Verluste aus Termingeschäften eines gewerblichen Unternehmens sind ‑ nach Verrechnung mit im gleichen Wirtschaftsjahr erzielten Termingeschäftsgewinnen ‑ steuerlich zunächst nicht abzugsfähig. Sie dürfen in einem Veranlagungszeitraum weder mit Einkünften aus anderen Gewerbebetrieben noch mit anderen Einkünften verrechnet werden (sog. horizontales und vertikales Verlustausgleichsverbot). Sie können aber auf spätere Veranlagungszeiträume vorgetragen und mit künftigen Gewinnen aus Termingeschäften verrechnet werden. Diese gesetzliche Einschränkung ist nach einem Urteil des Bundesfinanzhofs verfassungsgemäß und sachlich gerechtfertigt, damit Unternehmen spekulative und risikogeneigte Geschäfte nicht in den betrieblichen Bereich transferieren. Das Gericht ließ allerdings die Frage offen, ob dies auch für endgültige Verluste ohne künftige Verrechnungsmöglichkeit gilt (sog.

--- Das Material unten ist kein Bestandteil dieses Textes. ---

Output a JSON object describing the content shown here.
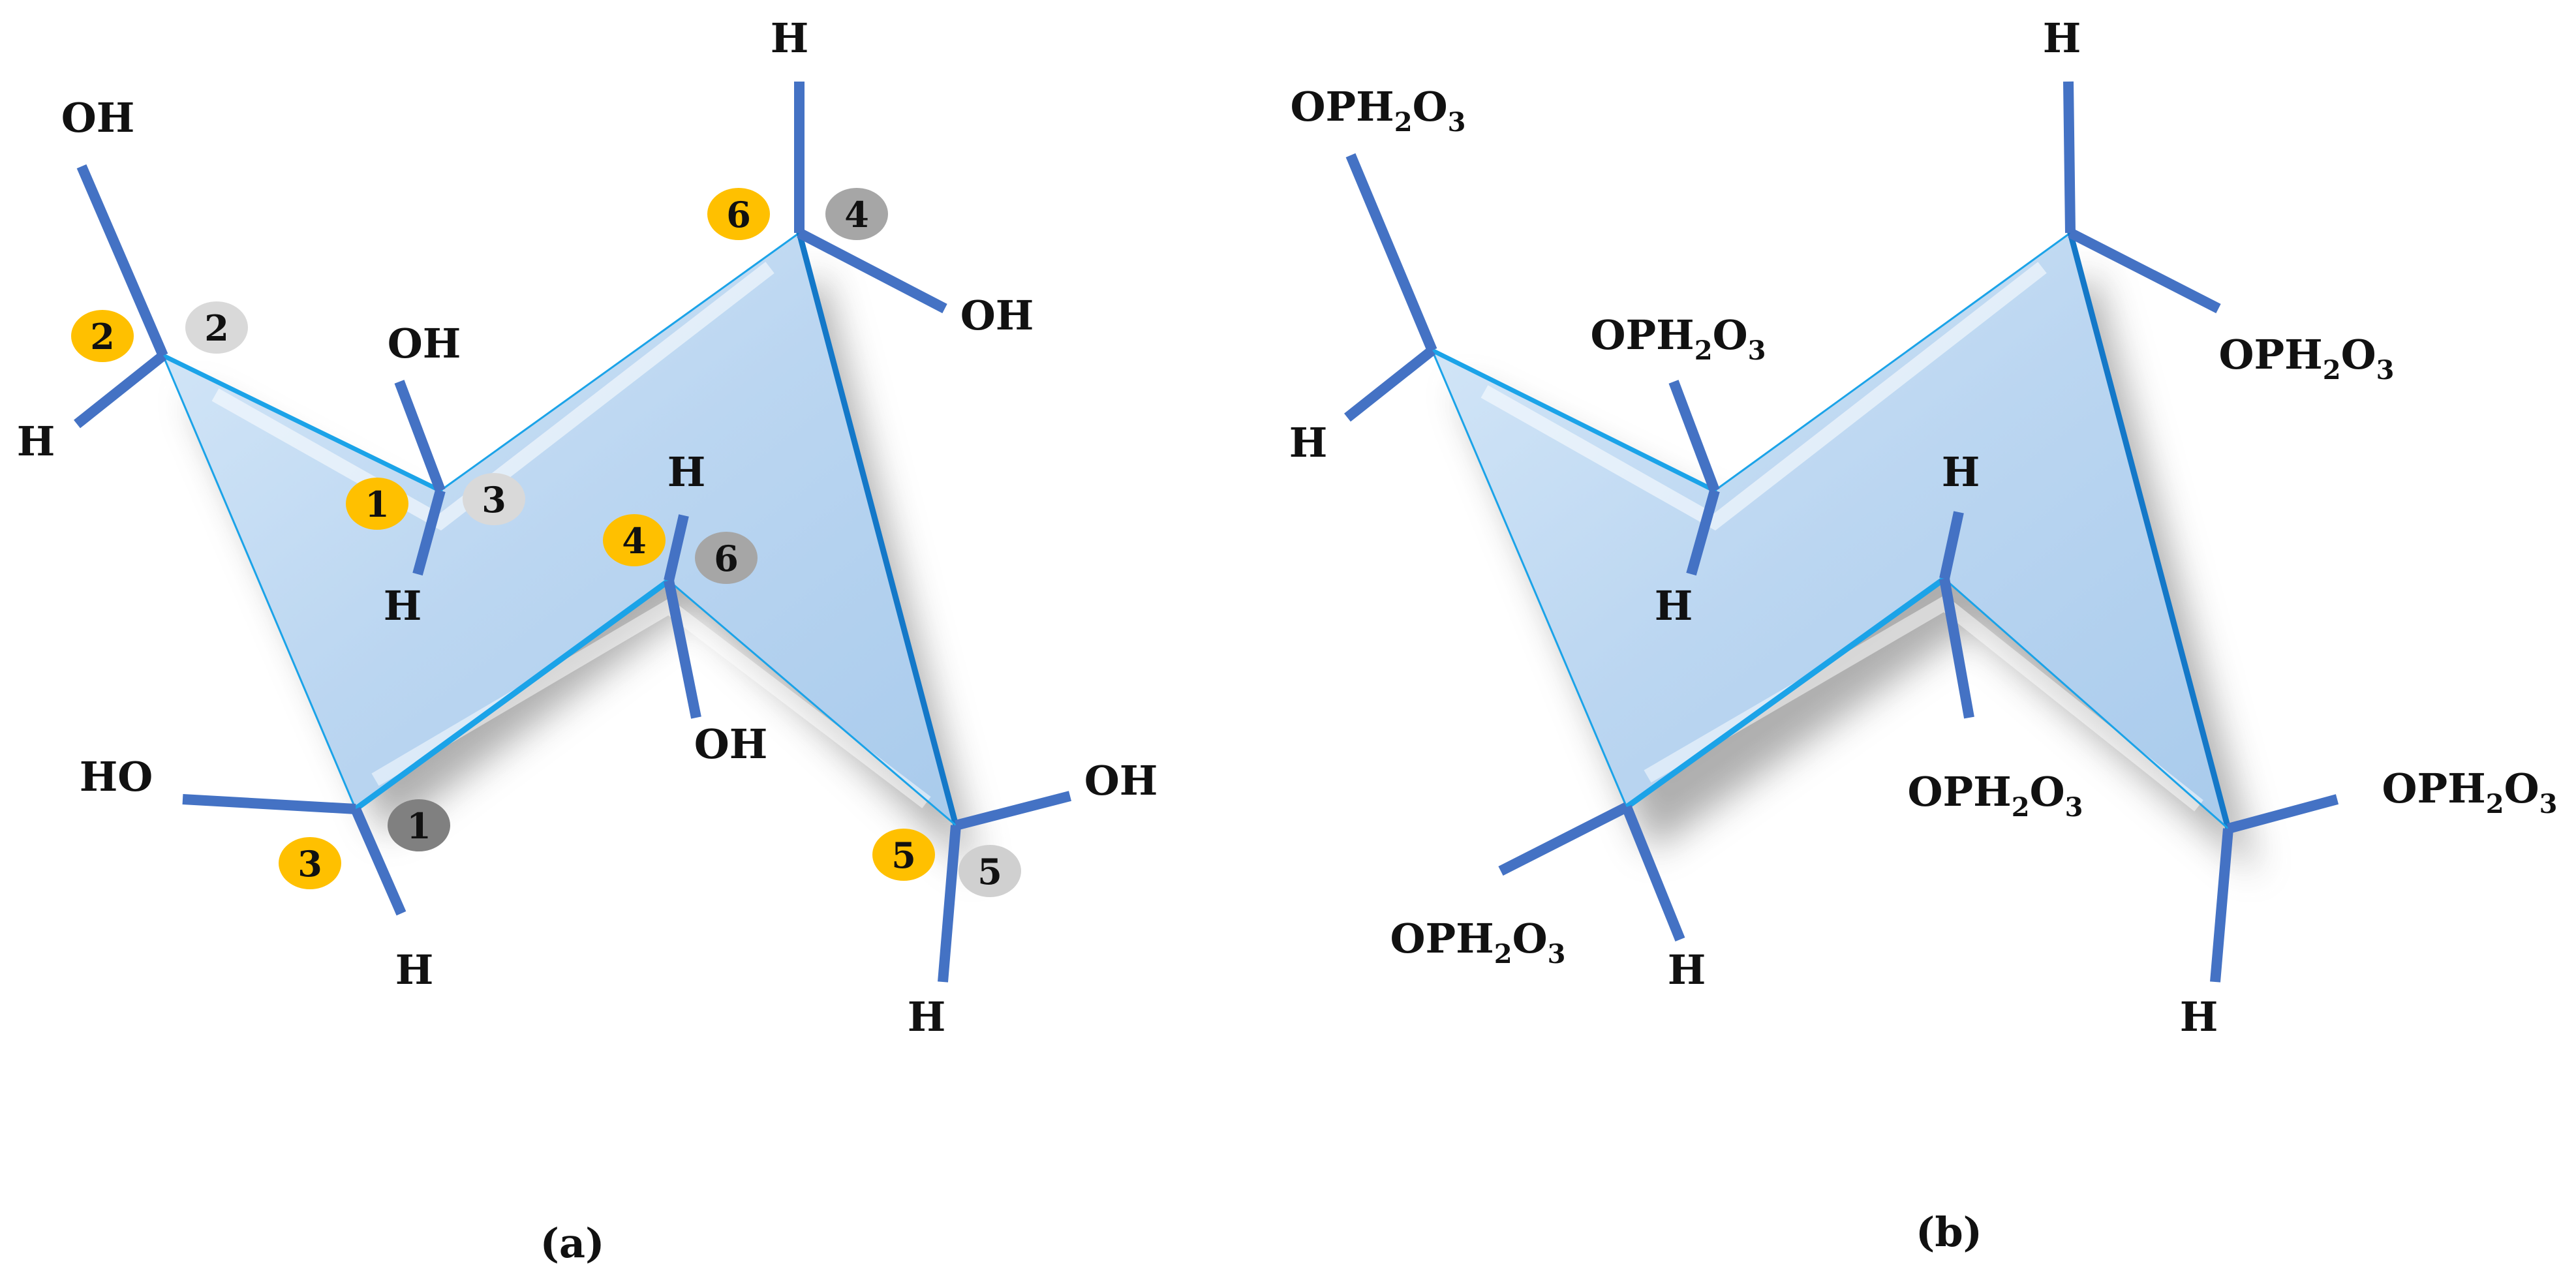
{
  "colors": {
    "bond": "#4472C4",
    "ring_edge": "#1BA3E8",
    "ring_fill": "#BFD9F2",
    "badge_yellow": "#FFC000",
    "badge_light": "#D9D9D9",
    "badge_mid": "#A6A6A6",
    "badge_dark": "#808080"
  },
  "panel_a": {
    "caption": "(a)",
    "labels": {
      "oh_top_left": "OH",
      "h_left": "H",
      "oh_c3": "OH",
      "h_c3": "H",
      "h_top": "H",
      "oh_c6": "OH",
      "h_c4": "H",
      "oh_c4": "OH",
      "ho_left": "HO",
      "h_bottom_left": "H",
      "oh_right": "OH",
      "h_bottom_right": "H"
    },
    "badges_yellow": [
      "2",
      "1",
      "6",
      "4",
      "3",
      "5"
    ],
    "badges_grey": [
      "2",
      "3",
      "4",
      "6",
      "1",
      "5"
    ]
  },
  "panel_b": {
    "caption": "(b)",
    "labels": {
      "op_top_left": "OPH",
      "h_left": "H",
      "op_c3": "OPH",
      "h_c3": "H",
      "h_top": "H",
      "op_c6": "OPH",
      "h_c4": "H",
      "op_c4": "OPH",
      "op_bottom_left": "OPH",
      "h_bottom_left": "H",
      "op_right": "OPH",
      "h_bottom_right": "H"
    },
    "subscripts": {
      "h_count": "2",
      "o_symbol": "O",
      "o_count": "3"
    }
  }
}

Definitivbelastung).

ALEMANNIA-TOP-TIPP

Kreditinstitute, Finanzdienstleistungsinstitute und Finanzunternehmen können Verluste aus Termingeschäften als Teil ihres laufenden Geschäfts in voller Höhe geltend machen. Das gleiche gilt bei Absicherung von Geschäften des gewöhnlichen Geschäftsbetriebs anderer Betriebe.